Commanders and leaders
- Pavao Kečkeš: Christoph Frankopan (DOW)

Strength
- Unknown: 10,000 Infantry 3,000 Cavalry

Casualties and losses
- Unknown: At least one

= Siege of Varaždin (1527) =

Siege in the Kingdom of Croatia

The siege of Varaždin was a siege in the Kingdom of Croatia. The war came as a result of Croatian, Slavonian and Hungarian noble diets electing different candidates for their kings, following the death of Louis II of Hungary at Battle of Mohacs.

== Background ==
Following the death of Louis II at the Battle of Mohacs, Croatian nobles gathered at Cetingrad in early 1527 in order to discuss the election of a new king. Their choice was the powerful Ferdinand I of Habsburg, whom Croats wanted to get more thoroughly engaged in their defensive efforts against expanding Ottoman Empire. In another part of the Kingdom, Hungarian nobles elected their own candidate – John Zapolya at their own noble diet in Szekesfehervar in late 1526. The same candidate was also elected on Slavonian noble diet, which happened in Dubrava, near Čazma, Croatia, under the influence of Simon Erdody, the bishop of Zagreb and count Cristoph Frankopan, the only Croatian noble who didn't attended the Cetingrad diet. This effectively brought the kingdom into a state of civil war between supporters of the opposing kings.

=== Ferdinand's campaign in Hungary ===
Ferdinand launched his campaign from Vienna as his 20,000-strong army marched into Hungary.

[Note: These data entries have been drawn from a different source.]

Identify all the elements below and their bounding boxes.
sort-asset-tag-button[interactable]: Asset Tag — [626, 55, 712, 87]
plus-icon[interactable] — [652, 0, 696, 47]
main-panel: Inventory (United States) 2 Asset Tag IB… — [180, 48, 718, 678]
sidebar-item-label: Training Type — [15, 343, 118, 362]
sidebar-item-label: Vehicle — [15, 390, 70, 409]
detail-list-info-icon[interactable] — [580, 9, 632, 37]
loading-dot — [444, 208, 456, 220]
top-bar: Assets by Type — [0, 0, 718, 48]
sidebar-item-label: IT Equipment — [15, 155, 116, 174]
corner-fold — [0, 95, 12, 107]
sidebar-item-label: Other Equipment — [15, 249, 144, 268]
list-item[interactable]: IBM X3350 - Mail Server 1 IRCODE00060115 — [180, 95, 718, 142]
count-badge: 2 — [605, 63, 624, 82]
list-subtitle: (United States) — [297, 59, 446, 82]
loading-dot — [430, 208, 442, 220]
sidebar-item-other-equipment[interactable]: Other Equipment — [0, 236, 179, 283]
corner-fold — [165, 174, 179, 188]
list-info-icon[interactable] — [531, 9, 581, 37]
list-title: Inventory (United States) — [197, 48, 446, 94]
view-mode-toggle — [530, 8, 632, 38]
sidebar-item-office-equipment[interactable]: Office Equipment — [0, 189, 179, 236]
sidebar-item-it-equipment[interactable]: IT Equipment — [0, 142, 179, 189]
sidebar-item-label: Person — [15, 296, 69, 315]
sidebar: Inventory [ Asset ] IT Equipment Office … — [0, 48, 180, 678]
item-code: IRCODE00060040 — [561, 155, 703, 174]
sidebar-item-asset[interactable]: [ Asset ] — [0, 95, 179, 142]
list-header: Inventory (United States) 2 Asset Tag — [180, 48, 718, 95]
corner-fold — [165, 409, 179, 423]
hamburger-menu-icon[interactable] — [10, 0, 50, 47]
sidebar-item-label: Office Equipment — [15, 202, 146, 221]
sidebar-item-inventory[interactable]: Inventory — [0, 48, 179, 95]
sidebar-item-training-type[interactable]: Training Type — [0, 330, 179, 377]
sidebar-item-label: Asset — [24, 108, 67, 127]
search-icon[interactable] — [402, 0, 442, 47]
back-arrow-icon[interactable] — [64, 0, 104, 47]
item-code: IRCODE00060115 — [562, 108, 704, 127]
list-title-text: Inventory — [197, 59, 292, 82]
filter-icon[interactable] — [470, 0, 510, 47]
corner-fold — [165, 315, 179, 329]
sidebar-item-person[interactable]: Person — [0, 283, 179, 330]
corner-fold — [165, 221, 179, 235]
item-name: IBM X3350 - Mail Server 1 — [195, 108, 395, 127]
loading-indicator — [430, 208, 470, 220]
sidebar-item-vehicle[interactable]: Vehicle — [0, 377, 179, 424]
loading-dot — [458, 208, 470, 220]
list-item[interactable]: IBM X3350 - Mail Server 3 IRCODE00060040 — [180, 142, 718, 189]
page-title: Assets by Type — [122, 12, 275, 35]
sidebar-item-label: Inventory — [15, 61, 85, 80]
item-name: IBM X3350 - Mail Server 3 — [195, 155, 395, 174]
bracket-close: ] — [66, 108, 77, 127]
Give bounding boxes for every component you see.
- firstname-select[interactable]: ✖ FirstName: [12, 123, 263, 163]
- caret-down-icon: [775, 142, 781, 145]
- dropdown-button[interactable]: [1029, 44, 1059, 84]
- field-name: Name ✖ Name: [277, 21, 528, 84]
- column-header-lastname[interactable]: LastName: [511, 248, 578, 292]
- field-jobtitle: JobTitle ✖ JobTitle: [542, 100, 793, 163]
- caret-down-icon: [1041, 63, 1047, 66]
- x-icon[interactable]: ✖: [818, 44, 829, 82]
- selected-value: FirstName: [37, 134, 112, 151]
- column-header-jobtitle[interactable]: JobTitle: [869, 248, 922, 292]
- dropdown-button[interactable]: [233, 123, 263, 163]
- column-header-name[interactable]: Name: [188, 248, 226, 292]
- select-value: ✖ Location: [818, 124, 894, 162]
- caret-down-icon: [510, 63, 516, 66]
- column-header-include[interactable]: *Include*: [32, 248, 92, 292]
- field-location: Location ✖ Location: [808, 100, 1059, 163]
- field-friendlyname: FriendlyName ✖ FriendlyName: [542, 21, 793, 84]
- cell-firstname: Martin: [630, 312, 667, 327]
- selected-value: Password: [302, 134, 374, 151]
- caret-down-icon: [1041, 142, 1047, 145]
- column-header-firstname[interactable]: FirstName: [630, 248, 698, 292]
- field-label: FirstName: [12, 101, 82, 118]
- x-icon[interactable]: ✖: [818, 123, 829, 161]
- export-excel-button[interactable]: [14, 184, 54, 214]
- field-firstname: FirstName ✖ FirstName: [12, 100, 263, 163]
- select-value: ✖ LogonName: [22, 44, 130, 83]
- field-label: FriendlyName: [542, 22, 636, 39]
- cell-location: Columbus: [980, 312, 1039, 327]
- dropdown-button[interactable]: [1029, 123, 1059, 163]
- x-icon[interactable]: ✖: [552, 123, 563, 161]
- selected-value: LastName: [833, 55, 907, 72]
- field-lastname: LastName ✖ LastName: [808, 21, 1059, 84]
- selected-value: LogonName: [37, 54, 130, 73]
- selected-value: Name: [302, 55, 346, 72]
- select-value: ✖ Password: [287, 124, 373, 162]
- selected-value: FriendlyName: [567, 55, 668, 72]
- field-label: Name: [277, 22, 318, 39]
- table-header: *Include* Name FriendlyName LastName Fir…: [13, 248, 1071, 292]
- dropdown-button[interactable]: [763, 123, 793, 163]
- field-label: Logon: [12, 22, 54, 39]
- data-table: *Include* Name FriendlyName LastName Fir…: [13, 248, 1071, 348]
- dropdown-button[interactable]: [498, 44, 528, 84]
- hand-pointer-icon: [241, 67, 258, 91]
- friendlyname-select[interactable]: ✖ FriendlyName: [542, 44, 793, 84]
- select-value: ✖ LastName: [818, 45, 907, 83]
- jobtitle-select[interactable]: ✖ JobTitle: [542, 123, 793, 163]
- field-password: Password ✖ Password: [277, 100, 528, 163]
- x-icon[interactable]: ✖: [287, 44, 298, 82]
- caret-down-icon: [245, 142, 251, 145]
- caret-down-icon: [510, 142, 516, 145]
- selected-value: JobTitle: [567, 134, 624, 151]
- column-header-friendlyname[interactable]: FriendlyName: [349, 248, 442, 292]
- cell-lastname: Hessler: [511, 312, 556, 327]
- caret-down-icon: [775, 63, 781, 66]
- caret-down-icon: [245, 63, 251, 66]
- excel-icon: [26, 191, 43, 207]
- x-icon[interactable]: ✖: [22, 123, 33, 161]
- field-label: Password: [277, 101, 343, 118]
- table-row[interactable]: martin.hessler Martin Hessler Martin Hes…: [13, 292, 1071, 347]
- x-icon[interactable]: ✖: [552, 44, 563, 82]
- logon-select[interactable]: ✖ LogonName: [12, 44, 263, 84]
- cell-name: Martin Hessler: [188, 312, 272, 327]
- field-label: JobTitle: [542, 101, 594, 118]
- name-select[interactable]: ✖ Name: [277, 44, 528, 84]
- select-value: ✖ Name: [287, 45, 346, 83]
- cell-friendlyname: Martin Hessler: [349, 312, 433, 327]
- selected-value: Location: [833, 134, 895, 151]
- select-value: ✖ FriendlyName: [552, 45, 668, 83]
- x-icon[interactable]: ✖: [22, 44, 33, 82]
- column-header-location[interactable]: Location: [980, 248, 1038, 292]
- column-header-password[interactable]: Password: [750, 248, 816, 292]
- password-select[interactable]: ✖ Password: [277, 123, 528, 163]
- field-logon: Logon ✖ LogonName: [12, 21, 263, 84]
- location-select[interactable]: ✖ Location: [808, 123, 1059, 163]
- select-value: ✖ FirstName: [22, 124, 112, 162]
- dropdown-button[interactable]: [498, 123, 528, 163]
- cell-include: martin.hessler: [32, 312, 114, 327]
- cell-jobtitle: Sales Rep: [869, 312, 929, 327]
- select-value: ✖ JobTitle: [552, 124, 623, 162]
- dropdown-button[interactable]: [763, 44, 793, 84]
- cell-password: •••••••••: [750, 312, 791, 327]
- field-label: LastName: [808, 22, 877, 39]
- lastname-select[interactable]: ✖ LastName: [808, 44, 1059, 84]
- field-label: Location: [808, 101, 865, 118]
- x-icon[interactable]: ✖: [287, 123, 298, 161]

Habsburg commanders soon successfully captured the towns of Győr, Komárom, Esztergom, Visegrád and Buda, while Zapolya's forces retreated towards river Tisza. They were nevertheless intercepted by Habsburg forces near Tarcal in Hungary, where Habsburg general Nicholas, Count of Salm decisively defeated them in the Battle of Tarcal. John Zapolya therefore invited his supporter, ban Cristoph Frankopan, to come to his aid.

== Siege of Varaždin ==
Frankopan assembled his 13,000-strong army near Križevci, which according to Croatian historian Rudolf Horvat consisted of 10,000 infantry and 3,000 cavalry. On the morning of September 24, Frankopan's army was approached by apparent emissaries from Varaždin, who declared their allegiance to him and handed him the town keys, however, once he actually came to Varaždin the town garrison turned out to be pro-Habsburg. Frankopan's commanders then ordered their troops to start digging trenches around town and prepare their siege engines. As he was scouting for weakpoints in town walls, a defending cannon opened fire and one of the missiles gravely wounded Frankopan. The wound was apparently so bad that his guts could be seen, hence his doctors gave up all efforts of even trying to save him. Dying Frankopan issued orders to carry on with the siege, however majority of the army he assembled began dispersing irretrievably. A handful of soldiers that remained by him, started carrying him to Koprivnica, however, he succumbed to his wounds upon reaching Martijanec. His death was a major blow for Zapolya's side, as they lost a powerful supporter in Croatia.